Joint coding of stimuli by ganglion cell pairs

The fidelity of signals in pairs of ganglion cells was assessed by using their spike responses to linearly reconstruct a spatially uniform white noise stimulus ^47,48. The reconstructed stimulus R(t) was formed by convolving the spike train of each cell with a cell-specific linear filter and summing the results - i.e.

$$R(t)=\sum _i{F}_1(t-t_i)+\sum _j{F}_2(t-t_j)$$

where F₁ and F₂ are the filters and t_i and t_j the spike times for the two cells. Thus each spike is replaced with the trajectory of the filter, and the sum of the resulting waveforms provides the reconstructed stimulus. The linear filters were chosen together to provide a least-squares estimate of the stimulus. Reconstructions used a segment of the spike data that was not used in computing the filters.

Reconstructions deviated both randomly and systematically from the actual stimulus. Correction for systematic errors was performed by regressing the reconstruction against the true stimulus separately across frequencies. The regression coefficient at a particular frequency measures systematic differences in the scale of the reconstruction and true stimulus. Rescaling the reconstruction by these regression coefficient removes such systematic errors ⁴⁶. Noise was defined as the difference between the stimulus and this corrected reconstruction.

The SNR was determined as the ratio of the stimulus to the noise, averaged over the 10 Hz frequency range for which this ratio was maximal. To normalize for the SNR of the individual cells in a pair, the SNR was divided by the value that would be predicted if the cells were statistically independent. The predicted SNR was obtained by regression of the combined SNR of all pairs that should exhibit no shared noise because of their wide separation (>10 receptive field radii, Figure 6b) against the SNR of the individual cells, and application of these regression coefficients to the individual cells in each pair.

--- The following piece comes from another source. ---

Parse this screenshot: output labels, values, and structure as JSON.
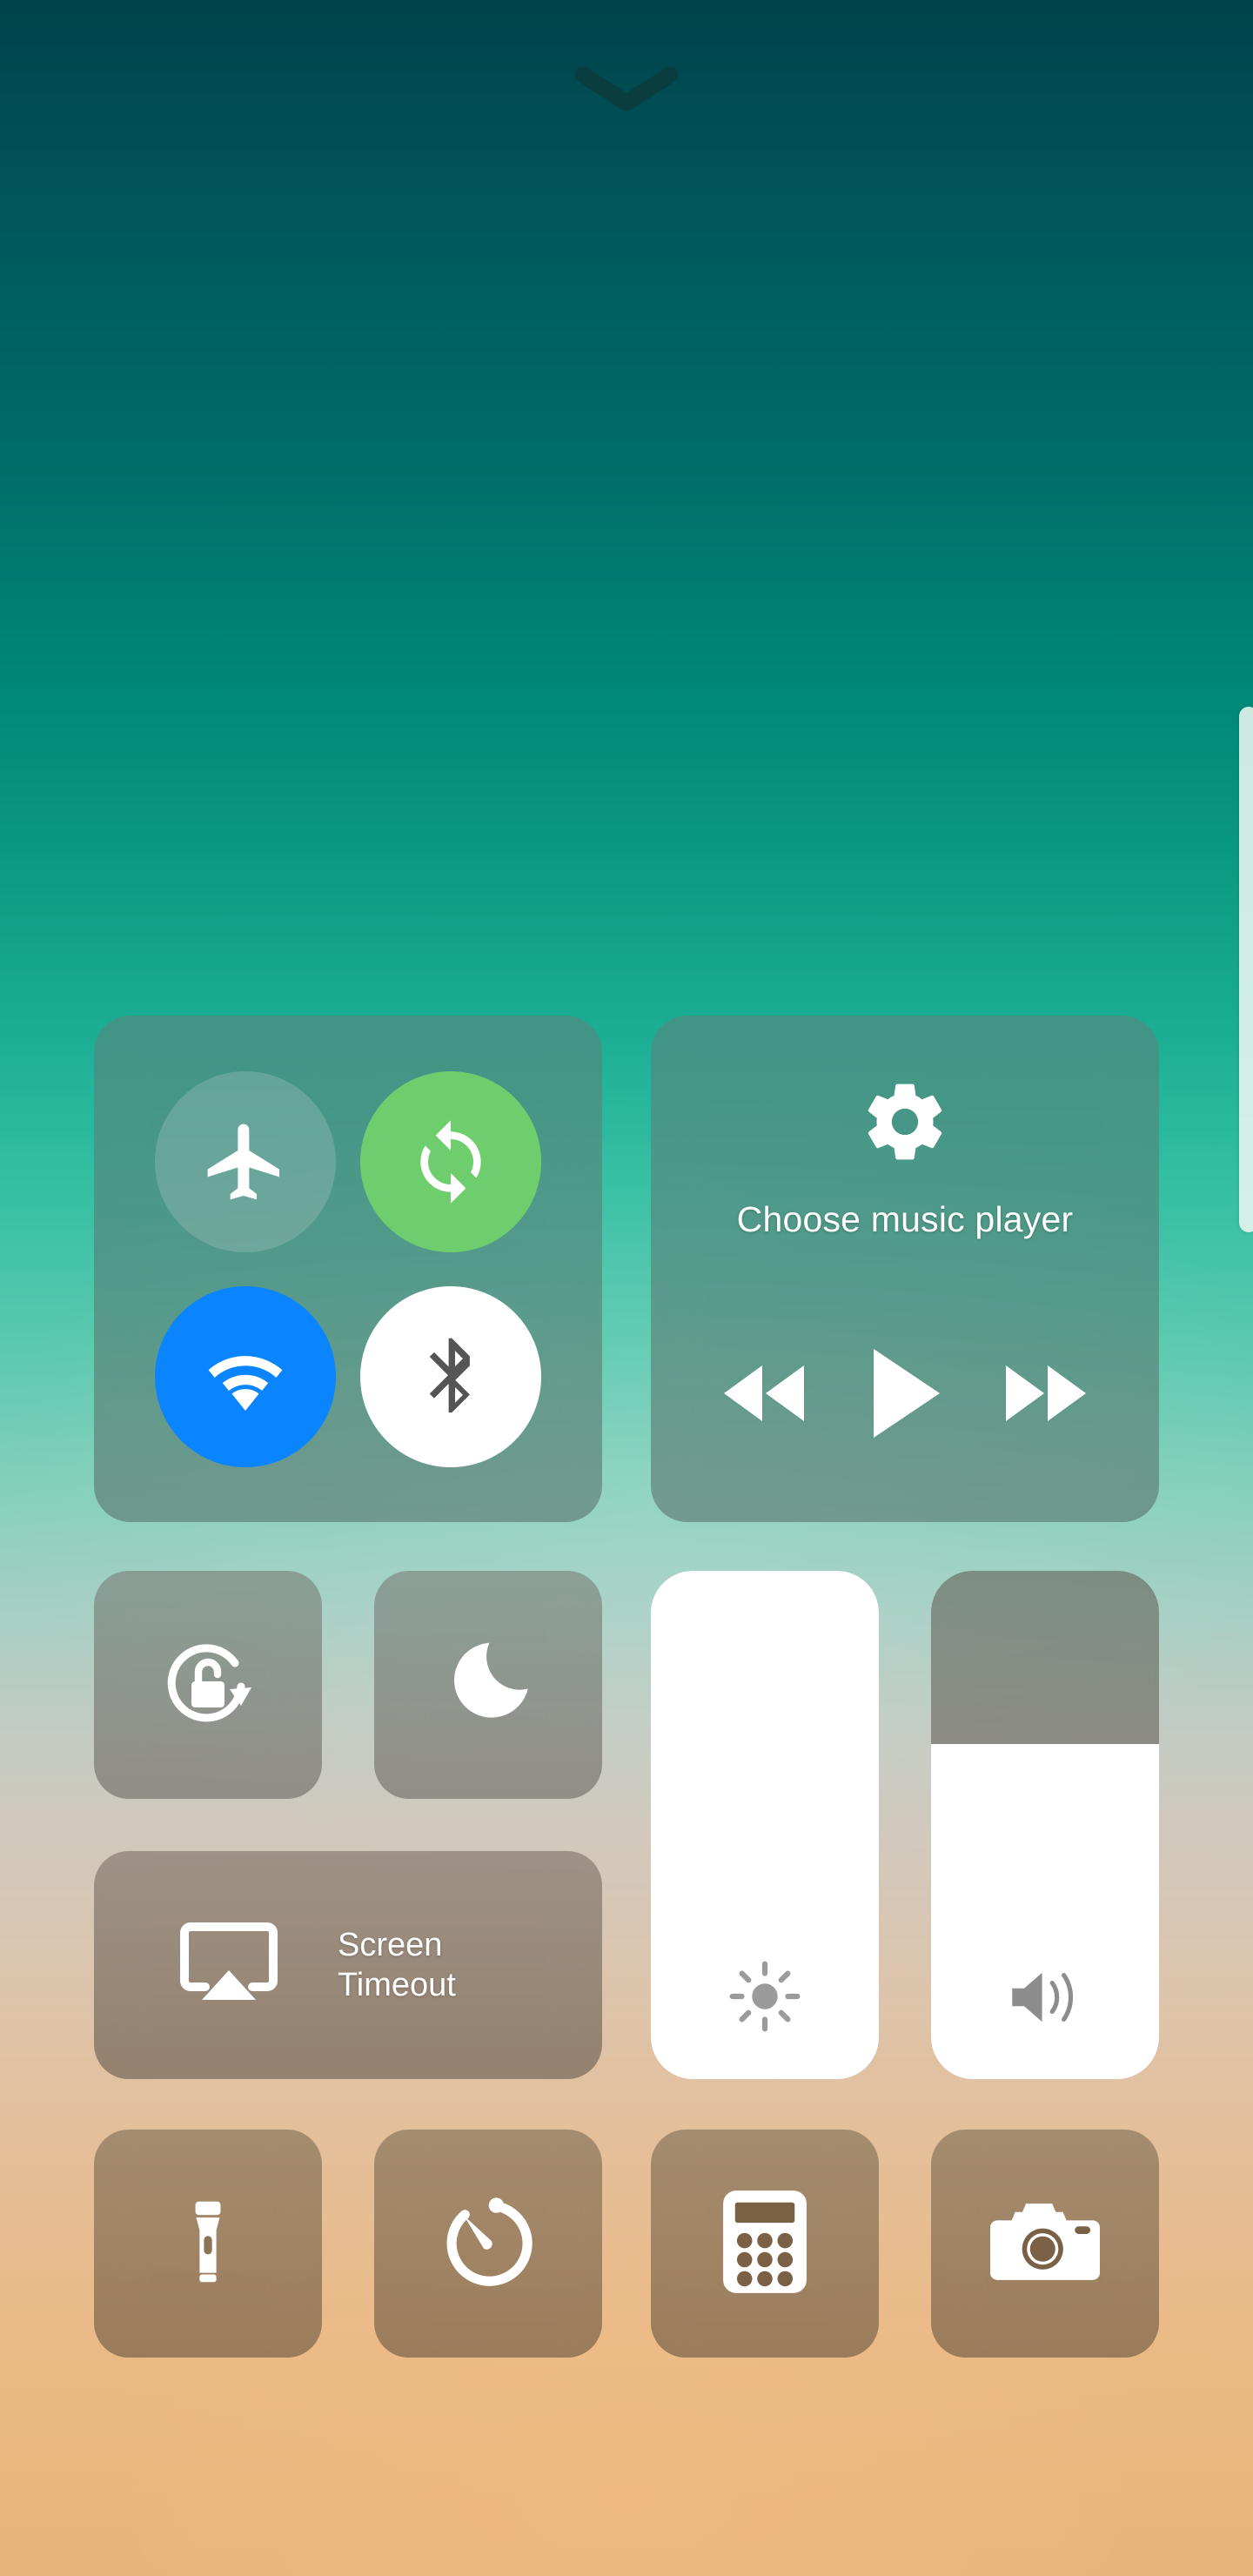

Receptive fields (RFs) were measured by reverse correlation with a spatiotemporal white noise stimulus ⁴⁹. Receptive field overlap was measured using the inner product of Gaussian fits to the receptive field center divided by the product of their magnitudes. In the second alternative approach, the spatial component of RF was used directly, with analysis restricted to pixels with amplitude exceeding a threshold fraction (1%) of peak amplitude, within a spatially contiguous region including the peak.